The United States is a secular nation with no official religion, so the answer is No. But to Republicans such as Florida Gov. DeSantis, simplifying the answer to a Yes is a powerful tool. They’ve found a political gold mine in pitting Christians against the so-called evils of the left, gay and transgender people and teachers accused of pushing a “woke” agenda.

DeSantis’ flirting with Christian nationalism — the belief that America is in God’s plan and was intended to be a Christian nation — as the Herald recently reported, is not new in GOP politics. But it shows where the governor’s mind is. Elected in 2018 by a razor-thin margin in a state long considered purple — Florida has become redder, but it isn’t Mississippi, yet — he appears more concerned with 2024 GOP presidential primary voters. He’s not losing any sleep over alienating middle-of-the-road voters in his state.

But there’s something else to which the other side of the aisle should pay attention.

No coincidence

It doesn’t seem like a coincidence that, at the same time the GOP ramps up its rhetoric on religious and culture wars, the party makes gains with Hispanic and non-white voters in places like Miami-Dade.

That seems like a contradiction given that Donald Trump based his campaign on anti-immigrant and anti-”other” sentiment. But many of those groups share traditional values espoused by the GOP, religious values being one of them. When religious voters say they feel shamed for talking about God, they should not be derisively dismissed as Bible-thumpers.

Democrats have yet to come up with with an effective counter-narrative to DeSantis’ use of war imagery to talk about religion.

“Put on the full armor of God. Stand firm against the left’s schemes,” DeSantis told an audience at Michigan-based Christian Hillsdale College.

Yes, Democrats appear in some church pulpits to rally their base during election season, and high-profile politicians like President Biden, who’s Catholic, have been open about their faith. But given the onslaught of religious talk in Florida — and the use of government to promote one conservative religious view — Democrats must find a better way to acknowledge the importance of religion and spirituality in people’s lives without crossing the line into proselytizing.

If DeSantis is telling his followers to go fight to shape the nation to their religious liking, the counter-narrative should be that this rhetoric could not only incite violence, but it also undermines Christianity itself. For most Christians, religion doesn’t mean hostility toward your fellowmen and those who share different beliefs, as DeSantis makes it seem.

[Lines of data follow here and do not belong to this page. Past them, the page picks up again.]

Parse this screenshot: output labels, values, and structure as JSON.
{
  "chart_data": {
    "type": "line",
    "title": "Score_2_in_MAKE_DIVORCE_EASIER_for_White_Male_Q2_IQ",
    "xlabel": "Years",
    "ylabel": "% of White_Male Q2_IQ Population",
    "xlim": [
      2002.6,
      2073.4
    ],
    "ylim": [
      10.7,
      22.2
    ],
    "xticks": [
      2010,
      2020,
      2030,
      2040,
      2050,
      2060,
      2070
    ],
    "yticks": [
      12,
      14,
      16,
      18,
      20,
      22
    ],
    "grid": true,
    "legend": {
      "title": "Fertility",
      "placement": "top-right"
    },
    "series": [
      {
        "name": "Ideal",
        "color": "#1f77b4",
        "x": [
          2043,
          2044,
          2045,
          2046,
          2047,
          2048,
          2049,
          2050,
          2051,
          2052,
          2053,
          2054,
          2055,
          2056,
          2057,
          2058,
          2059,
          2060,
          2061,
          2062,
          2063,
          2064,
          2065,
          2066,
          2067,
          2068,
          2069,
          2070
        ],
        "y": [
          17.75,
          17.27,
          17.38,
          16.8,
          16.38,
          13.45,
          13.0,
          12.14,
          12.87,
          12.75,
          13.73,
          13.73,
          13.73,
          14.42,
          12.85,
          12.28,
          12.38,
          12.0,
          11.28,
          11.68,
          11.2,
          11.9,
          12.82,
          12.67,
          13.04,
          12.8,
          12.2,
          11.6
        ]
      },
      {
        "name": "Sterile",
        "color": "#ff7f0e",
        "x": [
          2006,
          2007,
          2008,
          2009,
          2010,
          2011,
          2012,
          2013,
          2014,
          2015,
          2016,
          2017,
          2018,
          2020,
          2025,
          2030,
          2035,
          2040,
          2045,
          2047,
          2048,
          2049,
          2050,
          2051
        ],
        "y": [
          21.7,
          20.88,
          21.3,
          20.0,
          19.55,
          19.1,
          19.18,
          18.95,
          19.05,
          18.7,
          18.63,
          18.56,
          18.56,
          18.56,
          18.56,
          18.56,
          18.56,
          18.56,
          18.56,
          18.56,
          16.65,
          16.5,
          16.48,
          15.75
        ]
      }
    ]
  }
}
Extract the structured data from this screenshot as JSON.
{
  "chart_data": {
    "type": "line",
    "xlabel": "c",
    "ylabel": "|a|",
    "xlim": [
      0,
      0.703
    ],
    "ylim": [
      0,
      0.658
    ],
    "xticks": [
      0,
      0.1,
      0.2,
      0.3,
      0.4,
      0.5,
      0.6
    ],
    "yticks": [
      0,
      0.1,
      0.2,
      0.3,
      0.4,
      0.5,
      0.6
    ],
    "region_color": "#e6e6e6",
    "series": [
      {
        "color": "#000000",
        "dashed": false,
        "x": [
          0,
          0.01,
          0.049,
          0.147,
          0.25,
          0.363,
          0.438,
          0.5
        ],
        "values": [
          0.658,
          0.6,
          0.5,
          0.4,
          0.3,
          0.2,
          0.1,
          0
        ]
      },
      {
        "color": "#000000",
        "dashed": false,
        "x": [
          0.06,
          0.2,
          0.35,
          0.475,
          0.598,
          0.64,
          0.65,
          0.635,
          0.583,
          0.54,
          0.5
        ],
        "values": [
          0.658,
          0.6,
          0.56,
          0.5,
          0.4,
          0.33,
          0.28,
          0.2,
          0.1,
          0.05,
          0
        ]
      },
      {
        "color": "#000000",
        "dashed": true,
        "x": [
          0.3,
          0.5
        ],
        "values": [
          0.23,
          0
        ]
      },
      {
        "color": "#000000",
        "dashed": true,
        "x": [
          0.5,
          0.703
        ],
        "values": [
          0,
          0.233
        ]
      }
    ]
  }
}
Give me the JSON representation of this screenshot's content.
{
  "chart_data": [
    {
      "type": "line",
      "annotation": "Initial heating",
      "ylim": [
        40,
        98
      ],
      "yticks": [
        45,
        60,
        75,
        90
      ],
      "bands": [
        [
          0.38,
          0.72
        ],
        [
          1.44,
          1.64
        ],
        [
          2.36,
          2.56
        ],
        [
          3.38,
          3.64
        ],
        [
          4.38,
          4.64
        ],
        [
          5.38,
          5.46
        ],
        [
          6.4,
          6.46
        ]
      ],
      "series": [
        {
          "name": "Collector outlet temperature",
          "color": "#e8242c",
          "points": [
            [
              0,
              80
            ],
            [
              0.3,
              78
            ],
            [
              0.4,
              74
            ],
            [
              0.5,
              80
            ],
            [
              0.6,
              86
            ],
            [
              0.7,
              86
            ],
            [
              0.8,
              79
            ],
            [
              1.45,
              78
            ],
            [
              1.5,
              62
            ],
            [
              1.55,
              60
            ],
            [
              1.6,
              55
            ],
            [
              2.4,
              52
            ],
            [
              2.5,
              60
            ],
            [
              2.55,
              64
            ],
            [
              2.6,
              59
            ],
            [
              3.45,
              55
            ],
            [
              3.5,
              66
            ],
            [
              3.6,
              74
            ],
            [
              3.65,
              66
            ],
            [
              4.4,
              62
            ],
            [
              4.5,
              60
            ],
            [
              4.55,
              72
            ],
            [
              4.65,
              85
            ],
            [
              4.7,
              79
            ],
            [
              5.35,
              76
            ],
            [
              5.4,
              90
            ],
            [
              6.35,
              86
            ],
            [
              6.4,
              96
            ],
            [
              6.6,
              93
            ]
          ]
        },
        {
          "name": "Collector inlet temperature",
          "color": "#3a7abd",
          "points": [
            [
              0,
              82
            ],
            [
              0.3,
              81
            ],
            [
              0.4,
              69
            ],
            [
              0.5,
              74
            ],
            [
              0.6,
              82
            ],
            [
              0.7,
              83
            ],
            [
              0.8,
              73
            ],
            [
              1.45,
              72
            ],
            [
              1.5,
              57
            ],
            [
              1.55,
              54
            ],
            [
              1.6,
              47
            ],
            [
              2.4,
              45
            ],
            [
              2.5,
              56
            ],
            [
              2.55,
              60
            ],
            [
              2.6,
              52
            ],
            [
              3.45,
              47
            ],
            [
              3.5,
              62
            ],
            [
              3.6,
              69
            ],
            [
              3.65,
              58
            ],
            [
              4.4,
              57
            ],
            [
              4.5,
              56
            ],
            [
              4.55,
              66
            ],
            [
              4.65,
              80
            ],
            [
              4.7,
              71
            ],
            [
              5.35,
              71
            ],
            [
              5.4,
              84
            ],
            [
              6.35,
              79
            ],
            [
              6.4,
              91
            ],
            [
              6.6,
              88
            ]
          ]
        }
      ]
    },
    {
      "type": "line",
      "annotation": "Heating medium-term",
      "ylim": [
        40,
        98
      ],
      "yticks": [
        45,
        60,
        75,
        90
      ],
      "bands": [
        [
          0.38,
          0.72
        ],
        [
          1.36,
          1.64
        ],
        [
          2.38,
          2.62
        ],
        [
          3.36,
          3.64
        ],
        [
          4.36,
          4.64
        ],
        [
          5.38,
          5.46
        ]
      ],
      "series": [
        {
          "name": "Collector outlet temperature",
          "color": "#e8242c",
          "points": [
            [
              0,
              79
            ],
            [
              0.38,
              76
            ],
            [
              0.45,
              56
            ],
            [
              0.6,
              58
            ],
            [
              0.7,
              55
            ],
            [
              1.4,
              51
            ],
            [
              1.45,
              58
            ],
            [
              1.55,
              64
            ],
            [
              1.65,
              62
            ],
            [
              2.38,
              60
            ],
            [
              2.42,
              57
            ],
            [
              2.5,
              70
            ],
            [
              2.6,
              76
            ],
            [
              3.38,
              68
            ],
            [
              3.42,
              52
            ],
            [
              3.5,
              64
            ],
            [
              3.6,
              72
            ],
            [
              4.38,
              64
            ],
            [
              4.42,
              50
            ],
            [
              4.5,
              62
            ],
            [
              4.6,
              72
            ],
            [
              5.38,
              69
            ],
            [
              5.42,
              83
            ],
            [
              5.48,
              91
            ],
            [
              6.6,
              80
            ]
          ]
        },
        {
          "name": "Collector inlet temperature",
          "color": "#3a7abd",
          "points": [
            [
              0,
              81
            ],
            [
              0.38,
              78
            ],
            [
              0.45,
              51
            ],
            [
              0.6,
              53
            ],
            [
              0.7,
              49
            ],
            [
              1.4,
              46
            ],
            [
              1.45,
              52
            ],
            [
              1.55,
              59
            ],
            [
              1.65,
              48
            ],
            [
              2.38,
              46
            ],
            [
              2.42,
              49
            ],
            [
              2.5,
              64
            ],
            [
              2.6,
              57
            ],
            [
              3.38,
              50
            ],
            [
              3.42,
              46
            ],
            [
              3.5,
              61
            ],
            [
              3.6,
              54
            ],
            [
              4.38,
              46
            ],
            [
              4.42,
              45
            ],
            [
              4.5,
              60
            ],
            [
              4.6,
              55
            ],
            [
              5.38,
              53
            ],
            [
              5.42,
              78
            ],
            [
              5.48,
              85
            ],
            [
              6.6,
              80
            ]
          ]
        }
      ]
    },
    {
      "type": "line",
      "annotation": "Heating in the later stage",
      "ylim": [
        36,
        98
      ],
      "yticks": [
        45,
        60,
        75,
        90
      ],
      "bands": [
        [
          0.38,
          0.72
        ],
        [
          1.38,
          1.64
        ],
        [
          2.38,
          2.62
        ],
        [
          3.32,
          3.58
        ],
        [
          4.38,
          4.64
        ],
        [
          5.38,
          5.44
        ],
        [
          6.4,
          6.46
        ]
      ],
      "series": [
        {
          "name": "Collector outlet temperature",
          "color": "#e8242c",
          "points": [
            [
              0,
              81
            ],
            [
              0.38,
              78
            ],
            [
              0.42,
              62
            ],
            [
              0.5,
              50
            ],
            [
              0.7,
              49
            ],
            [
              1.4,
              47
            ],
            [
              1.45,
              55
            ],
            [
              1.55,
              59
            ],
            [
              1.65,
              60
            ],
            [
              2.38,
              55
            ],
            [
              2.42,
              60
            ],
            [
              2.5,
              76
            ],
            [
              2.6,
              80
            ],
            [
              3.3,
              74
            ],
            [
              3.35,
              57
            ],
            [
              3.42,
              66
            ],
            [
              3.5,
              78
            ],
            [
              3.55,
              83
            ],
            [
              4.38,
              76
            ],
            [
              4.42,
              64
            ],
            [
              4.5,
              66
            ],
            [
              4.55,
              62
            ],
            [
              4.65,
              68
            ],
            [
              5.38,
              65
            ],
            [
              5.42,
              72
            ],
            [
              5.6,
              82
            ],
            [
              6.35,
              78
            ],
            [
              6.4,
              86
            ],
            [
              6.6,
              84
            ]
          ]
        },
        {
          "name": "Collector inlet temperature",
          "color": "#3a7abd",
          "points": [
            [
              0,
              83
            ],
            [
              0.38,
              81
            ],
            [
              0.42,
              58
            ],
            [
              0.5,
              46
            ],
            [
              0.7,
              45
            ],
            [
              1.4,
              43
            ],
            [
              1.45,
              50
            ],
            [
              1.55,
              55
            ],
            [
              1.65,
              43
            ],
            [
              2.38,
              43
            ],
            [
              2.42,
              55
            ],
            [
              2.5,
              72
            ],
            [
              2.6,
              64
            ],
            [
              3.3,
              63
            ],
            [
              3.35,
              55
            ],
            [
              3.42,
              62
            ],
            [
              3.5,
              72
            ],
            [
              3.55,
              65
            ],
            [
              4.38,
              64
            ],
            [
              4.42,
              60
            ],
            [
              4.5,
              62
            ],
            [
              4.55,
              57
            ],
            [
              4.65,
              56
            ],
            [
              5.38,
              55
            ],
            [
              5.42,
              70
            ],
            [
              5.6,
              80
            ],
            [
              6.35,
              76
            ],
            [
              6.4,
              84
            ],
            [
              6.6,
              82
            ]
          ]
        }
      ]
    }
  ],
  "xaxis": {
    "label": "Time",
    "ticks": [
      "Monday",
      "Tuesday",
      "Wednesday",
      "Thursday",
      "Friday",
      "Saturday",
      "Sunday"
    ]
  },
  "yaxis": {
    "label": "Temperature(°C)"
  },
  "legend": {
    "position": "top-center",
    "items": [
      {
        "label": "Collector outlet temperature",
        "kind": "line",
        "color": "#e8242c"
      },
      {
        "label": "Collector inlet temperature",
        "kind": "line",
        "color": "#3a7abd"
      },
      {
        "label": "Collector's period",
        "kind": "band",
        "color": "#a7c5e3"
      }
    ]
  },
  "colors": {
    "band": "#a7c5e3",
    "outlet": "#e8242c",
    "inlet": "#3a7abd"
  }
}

Religion has always been a sticky subject for the left. The Democratic Party has served as a big tent for Catholics, Protestants, religiously unaffiliated people, Jews, Muslims, voters of other religions, atheists and agnostics. While the GOP has been the party of mostly white Christians, Democrats “have been the party of everyone else,” and they can’t “hit the same note time and time again,” said Ryan Burge, an Eastern Illinois University professor who studies the intersection between religion and political behavior.

The appeal

The secularization of America presents challenges to DeSantis’ strategy in the long run. But, as Burge explained, Christian nationalism isn’t appealing only because of religion. To some, it’s nostalgia for the days when traditional values weren’t questioned, when “a woman was a woman and a man was a man,” to quote a common conservative grievance. It’s resistance in the face of the excesses of identity politics, which DeSantis skillfully mislabeled “woke” culture.

There’s a big difference between a leader turning to faith to guide their decisions and turning the state into the vehicle to advance one religious point of view. When the latter happens, the result is often to exclude people who don’t fit the mold. We cannot overlook the overlap between Christian nationalism — and its nostalgia for our “Anglo-Protestant” past — and white supremacy. Many devout Christians enslaved Black people in centuries past. This brings us to present-day data, cited in The New Yorker magazine, that, according to Robert P. Jones, head of the Public Religion Research Institute, a nonpartisan polling and research group, “The more racist attitudes a person holds, the more likely he or she is to identify as a white Christian.”

DeSantis and other conservative leaders are trying to erode the separation of church and state, a concept Thomas Jefferson wrote of in an 1802 letter and cited in landmark court rulings. Florida taxpayers are now paying for training sessions for public school teachers that deny the Founding Fathers wanted that separation. The Founding Fathers had very nuanced views about religion, as the Herald Editorial Board previously explained.

DeSantis is not alone in this. The majority-conservative U.S. Supreme Court chipped away at that wall of separation with a series of recent rulings. With Evangelicals proving to be such an important and faithful voting bloc for Trump, there’s incentive for our ambitious and savvy governor to continue to court them.

Whereas the governor’s Christian nationalist shtick only separates us, the Democrats need to counter it more boldly and bring back into their tent voters who feel that, on the issues of religion and faith, the party has nothing to say to them.